Reasons for transferring out of state can be anything from a purely academic standpoint to something as simple as a form of escape to live away from home and independently.

Many are often drawn solely into the social aspects of a university, such as sporting events, a large student body, the nightlife or the close proximity to ski resorts or famous beaches. Regardless of the motives, however, transfer students can agree that the process is a long and tedious one.

Most students are aware that not everything will transfer straight across, but most do not realize right off that as a direct result of this, a first semester at a new university might be filled with classes irrelevant to their majors.
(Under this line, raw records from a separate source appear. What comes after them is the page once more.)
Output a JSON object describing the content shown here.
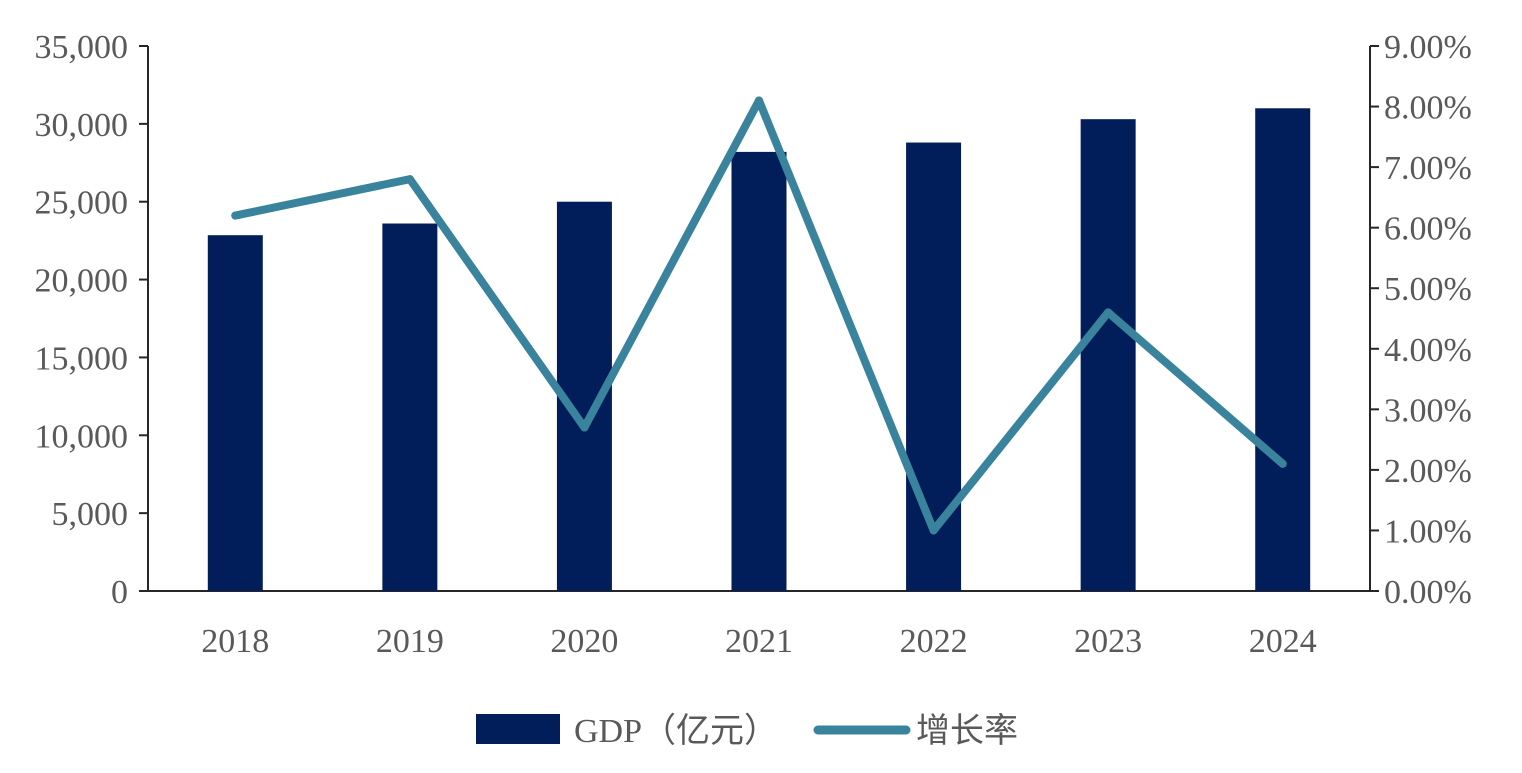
{
  "chart_data": {
    "type": "bar+line",
    "categories": [
      "2018",
      "2019",
      "2020",
      "2021",
      "2022",
      "2023",
      "2024"
    ],
    "series": [
      {
        "name": "GDP（亿元）",
        "type": "bar",
        "axis": "left",
        "color": "#021e5a",
        "values": [
          22850,
          23600,
          25000,
          28200,
          28800,
          30300,
          31000
        ]
      },
      {
        "name": "增长率",
        "type": "line",
        "axis": "right",
        "color": "#3a839c",
        "values": [
          6.2,
          6.8,
          2.7,
          8.1,
          1.0,
          4.6,
          2.1
        ]
      }
    ],
    "left_axis": {
      "min": 0,
      "max": 35000,
      "tick_labels": [
        "0",
        "5,000",
        "10,000",
        "15,000",
        "20,000",
        "25,000",
        "30,000",
        "35,000"
      ]
    },
    "right_axis": {
      "min": 0,
      "max": 9,
      "tick_labels": [
        "0.00%",
        "1.00%",
        "2.00%",
        "3.00%",
        "4.00%",
        "5.00%",
        "6.00%",
        "7.00%",
        "8.00%",
        "9.00%"
      ]
    },
    "title": "",
    "xlabel": "",
    "ylabel": "",
    "grid": false,
    "legend": {
      "position": "bottom-center",
      "items": [
        "GDP（亿元）",
        "增长率"
      ]
    }
  }
}
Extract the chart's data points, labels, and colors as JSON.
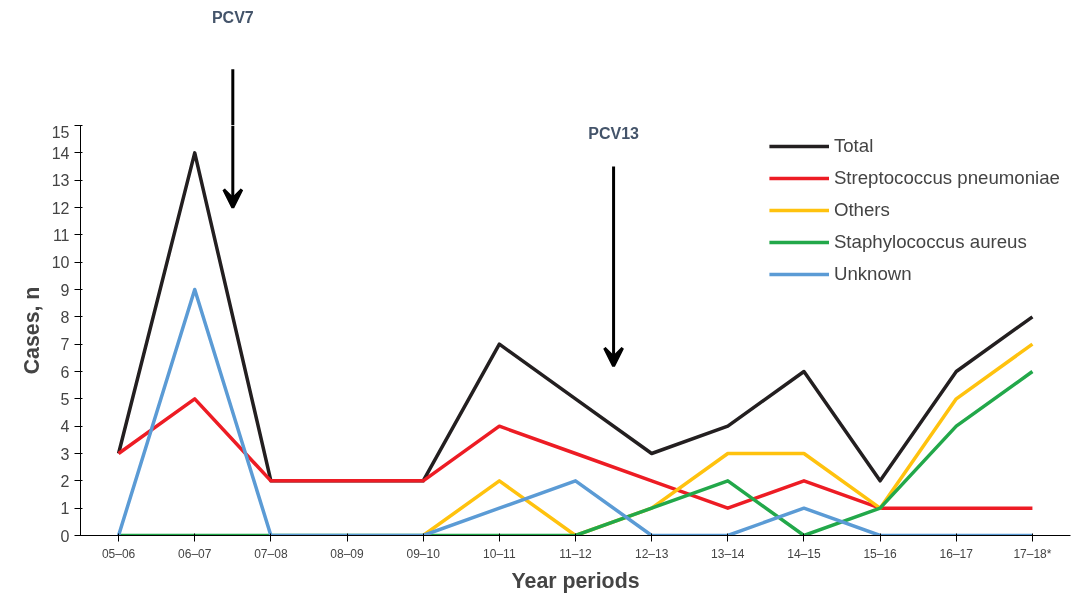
{
  "chart_data": {
    "type": "line",
    "xlabel": "Year periods",
    "ylabel": "Cases, n",
    "categories": [
      "05–06",
      "06–07",
      "07–08",
      "08–09",
      "09–10",
      "10–11",
      "11–12",
      "12–13",
      "13–14",
      "14–15",
      "15–16",
      "16–17",
      "17–18*"
    ],
    "series": [
      {
        "name": "Total",
        "color": "#231f20",
        "values": [
          3,
          14,
          2,
          2,
          2,
          7,
          5,
          3,
          4,
          6,
          2,
          6,
          8
        ]
      },
      {
        "name": "Streptococcus pneumoniae",
        "color": "#ed1c24",
        "values": [
          3,
          5,
          2,
          2,
          2,
          4,
          3,
          2,
          1,
          2,
          1,
          1,
          1
        ]
      },
      {
        "name": "Others",
        "color": "#ffc20e",
        "values": [
          null,
          null,
          null,
          null,
          0,
          2,
          0,
          1,
          3,
          3,
          1,
          5,
          7
        ]
      },
      {
        "name": "Staphylococcus aureus",
        "color": "#22a84a",
        "values": [
          0,
          0,
          0,
          0,
          0,
          0,
          0,
          1,
          2,
          0,
          1,
          4,
          6
        ]
      },
      {
        "name": "Unknown",
        "color": "#5b9bd5",
        "values": [
          0,
          9,
          0,
          0,
          0,
          1,
          2,
          0,
          0,
          1,
          0,
          0,
          0
        ]
      }
    ],
    "ylim": [
      0,
      15
    ],
    "yticks": [
      0,
      1,
      2,
      3,
      4,
      5,
      6,
      7,
      8,
      9,
      10,
      11,
      12,
      13,
      14,
      15
    ],
    "annotations": [
      "PCV7",
      "PCV13"
    ],
    "legend": "top right",
    "grid": false,
    "marker": "none",
    "line_style": "solid"
  }
}
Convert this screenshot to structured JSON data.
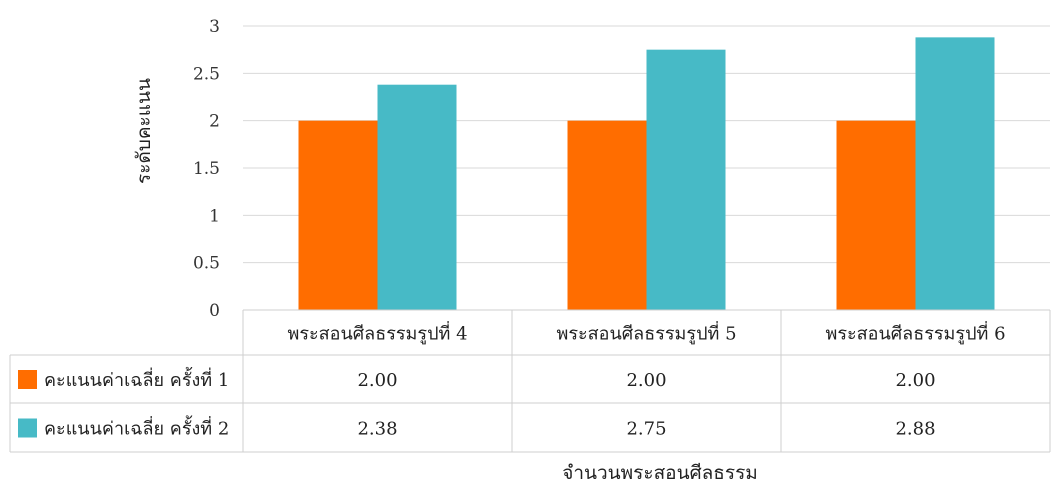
{
  "chart_data": {
    "type": "bar",
    "categories": [
      "พระสอนศีลธรรมรูปที่ 4",
      "พระสอนศีลธรรมรูปที่ 5",
      "พระสอนศีลธรรมรูปที่ 6"
    ],
    "series": [
      {
        "name": "คะแนนค่าเฉลี่ย ครั้งที่ 1",
        "values": [
          2.0,
          2.0,
          2.0
        ],
        "labels": [
          "2.00",
          "2.00",
          "2.00"
        ],
        "color": "#FF6D00"
      },
      {
        "name": "คะแนนค่าเฉลี่ย ครั้งที่ 2",
        "values": [
          2.38,
          2.75,
          2.88
        ],
        "labels": [
          "2.38",
          "2.75",
          "2.88"
        ],
        "color": "#47BAC6"
      }
    ],
    "ylabel": "ระดับคะแนน",
    "xlabel": "จำนวนพระสอนศีลธรรม",
    "ylim": [
      0,
      3
    ],
    "yticks": [
      "0",
      "0.5",
      "1",
      "1.5",
      "2",
      "2.5",
      "3"
    ],
    "grid": true,
    "legend": "data-table"
  }
}
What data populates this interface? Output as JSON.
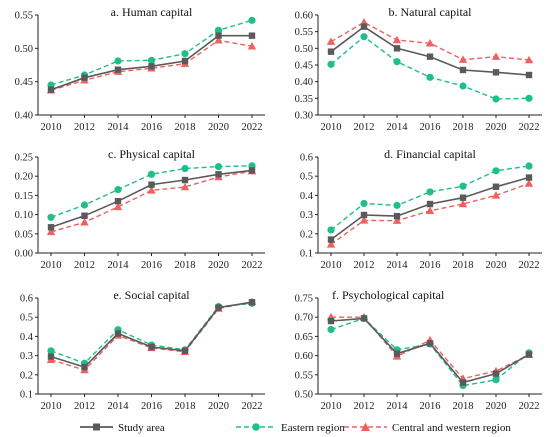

Mercedi Bellini, a sophomore from Provo, who is currently in the process of applying to colleges in New York, said, “The last class I want to take just to get into a creative writing program is an extra math or science, especially when I am paying out-of-state tuition.”

Many students end up losing up to a full semester of credits because of transferring to another school, all while paying anywhere from $15,000 to $40,000 a year for out-of-state tuition.

So why is it that neighboring states with public universities who already have a somewhat similar curriculum cannot work together to implement a more universal system of general education requirements? When approached with this question, Shane Gunn, a UVU counselor, responded, “I will tell you exactly what it is — its egocentrism and nothing more. That is why it will never happen.”

Each major university seems to think that it sets the standard of general requirements. The three largest campuses in the United States are Arizona State, Ohio State and the University of Texas-Austin, where student enrollment is more than 50,000. With numbers like that, it is hard to argue that they do not set the standard to some degree.

However, Gunn said students have much more room than some would think to negotiate just how many credits they lose in the process. For example, students have the power to prove that one class is comparable with another if it was originally not accepted by the university the student is transferring to.

This can be solved simply by faxing the class syllabus to the university with a short outline of why the student feels the class meets the requirements for the credit. The biggest deterrent, however, is finishing an associate’s degree before transferring, as many general education requirements are honored as part of the degree.

In short, transferring does not have to be hard. The right questions just need to be asked.